Ever-present on my "what's next in food" radar for the last 15 years has been Burmese food, which manages to be everything people look for in a cuisine: different yet familiar and easy to prepare, with no weird ingredients.
A typical Burmese dish layers on lots of flavor using just chilies, onions, garlic, ginger and maybe a whisper of shrimp paste or a dash of coconut milk. There aren't a lot of "doing" steps, just quick skillet treatment or a slow simmer.
Burmese food still hasn't taken over the world, or even Middle Tennessee, but now that Catholic Charities has been resettling Burmese (and Bhutanese) refugees in town, its time may be approaching. Just two weeks ago, two robe-wearing Burmese monks were spotted in the Eighth Avenue Greyhound bus station, so they're official Nashvillians now.
Thumbing through a Burmese cookbook that's been in my collection for 15 years, I found a recipe with my notes all over it, mostly exclamations of how easy and good it is.
With just eight ingredients and absolutely no other steps, it far exceeds expectations.

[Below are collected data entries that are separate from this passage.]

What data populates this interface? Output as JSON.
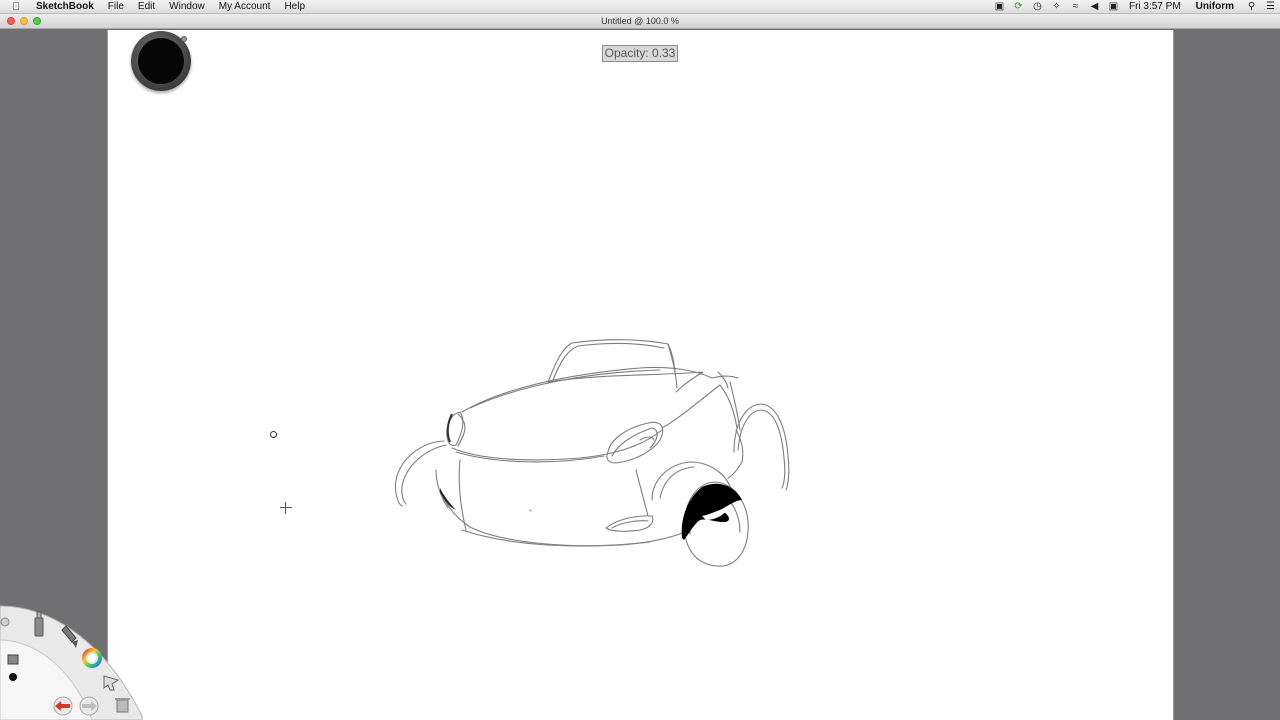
{
  "menubar": {
    "app_name": "SketchBook",
    "menus": [
      "File",
      "Edit",
      "Window",
      "My Account",
      "Help"
    ],
    "clock": "Fri 3:57 PM",
    "user": "Uniform"
  },
  "window": {
    "title": "Untitled @ 100.0 %"
  },
  "canvas": {
    "opacity_label": "Opacity: 0.33",
    "brush_color": "#000000"
  },
  "icons": {
    "apple": "apple-logo-icon",
    "status": [
      "camera-icon",
      "sync-icon",
      "time-machine-icon",
      "bluetooth-icon",
      "wifi-icon",
      "volume-icon",
      "input-menu-icon",
      "spotlight-icon",
      "notification-center-icon"
    ],
    "lagoon": [
      "brush-library-icon",
      "pencil-icon",
      "brush-icon",
      "color-wheel-icon",
      "layer-icon",
      "brush-dot-icon",
      "selection-arrow-icon",
      "undo-icon",
      "redo-icon",
      "trash-icon"
    ]
  }
}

I had a note that it works in a slow cooker, too.
Pork Simmer with Ginger
2 to 3 pounds pork (preferably a skin-on picnic or fresh ham with skin)
1 quart water
1 medium onion, cut into quarters
1 large fresh tomato, cut into quarters
1 inch fresh ginger, sliced
1 teaspoon salt
1/2 teaspoon sugar
2 tablespoons soy sauce
Put everything into a pot and bring to a boil over medium heat. Lower the heat and simmer for 1 1/2 hours until the meat is tender, adding 1/2 cup more water if needed. Most of the liquid will have boiled away, or should have. Shred or slice the meat and serve with the strained cooking liquid. (Boil it down for a thicker, more sauce-like consistency.) Makes 6 to 8 servings.